I nostri dispositivi a infrarossi sono dotati di una classificazione IPX5: in altre parole, possono resistere agli spruzzi d’acqua provenienti da qualsiasi direzione. Tuttavia, questa classificazione indica soltanto se il dispositivo funziona correttamente nel momento in cui esce dalla fabbrica. Non dice nulla riguardo al funzionamento del dispositivo dopo due anni di utilizzo continuo in ambienti umidi e freddi.
La realtà del vapore
I bagni sono, in sostanza, delle macchine per produrre umidità. Passano costantemente attraverso cicli di umidificazione e disumidificazione.
Noi definiamo questo fenomeno “effetto respirazione”: il riscaldatore assorbe l’aria umida. Con il tempo, questa umidità danneggia i componenti interni e le connessioni elettriche.

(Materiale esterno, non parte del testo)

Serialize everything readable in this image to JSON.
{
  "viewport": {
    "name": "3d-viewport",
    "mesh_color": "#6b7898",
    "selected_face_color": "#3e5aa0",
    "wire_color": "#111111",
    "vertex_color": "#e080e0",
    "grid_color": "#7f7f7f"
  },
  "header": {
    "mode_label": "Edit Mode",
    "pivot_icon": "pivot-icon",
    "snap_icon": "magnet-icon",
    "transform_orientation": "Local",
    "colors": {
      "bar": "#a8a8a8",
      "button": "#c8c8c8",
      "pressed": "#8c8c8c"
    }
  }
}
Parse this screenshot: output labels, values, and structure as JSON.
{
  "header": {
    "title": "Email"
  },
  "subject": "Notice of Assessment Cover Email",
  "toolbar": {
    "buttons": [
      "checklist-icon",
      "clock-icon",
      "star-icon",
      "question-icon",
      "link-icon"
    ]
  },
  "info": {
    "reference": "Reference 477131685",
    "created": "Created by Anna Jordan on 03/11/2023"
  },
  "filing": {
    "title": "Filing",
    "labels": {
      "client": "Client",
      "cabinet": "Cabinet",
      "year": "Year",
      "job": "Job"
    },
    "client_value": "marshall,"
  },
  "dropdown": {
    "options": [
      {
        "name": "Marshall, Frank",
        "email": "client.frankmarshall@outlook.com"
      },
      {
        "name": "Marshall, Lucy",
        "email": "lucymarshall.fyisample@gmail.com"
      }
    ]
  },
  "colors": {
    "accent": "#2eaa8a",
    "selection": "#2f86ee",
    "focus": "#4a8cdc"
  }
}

Per evitare che ciò accada nella vostra casa, effettuiamo dei “test di invecchiamento sotto condizioni di umidità e calore”. In pratica, mettiamo i dispositivi in camere molto umide e calde per diversi giorni. In questo modo, cerchiamo di accelerare il processo di deterioramento dei materiali interni.
Trovare il punto di rottura
Quando l’acqua entra in un riscaldatore ad alta potenza, le cose peggiorano rapidamente: si verificano cortocircuiti o il componente elettrico si brucia.
Durante questi test, teniamo d’occhio attentamente l’isolamento del dispositivo. Se l’umidità riesce a superare la barriera IPX5, notiamo un aumento della corrente di fuga.
Vogliamo scoprire queste eventuali anomalie fin da subito. Preferisco che il dispositivo smetta di funzionare sul mio banco di lavoro, piuttosto che dover affrontare problemi legati a interruzioni di corrente mentre si è in un bagno bagnato.
Il equilibrio perfetto
Si potrebbe pensare: “Perché non sigillarlo ermeticamente?”
Beh, c’è un problema: se il sigillo è troppo stretto, l’aria non può circolare. I componenti interni iniziano quindi a surriscaldarsi.
È come un equilibrio delicato: dobbiamo trovare quel punto ideale in cui il dispositivo rimanga impermeabile, ma allo stesso tempo possa “respirare” abbastanza per mantenere i componenti elettronici freschi.
Ecco perché prestiamo tanta attenzione alle distanze di montaggio. Se si lascia spazio sufficiente al dispositivo per “respirare”, esso rimarrà asciutto e funzionerà per anni.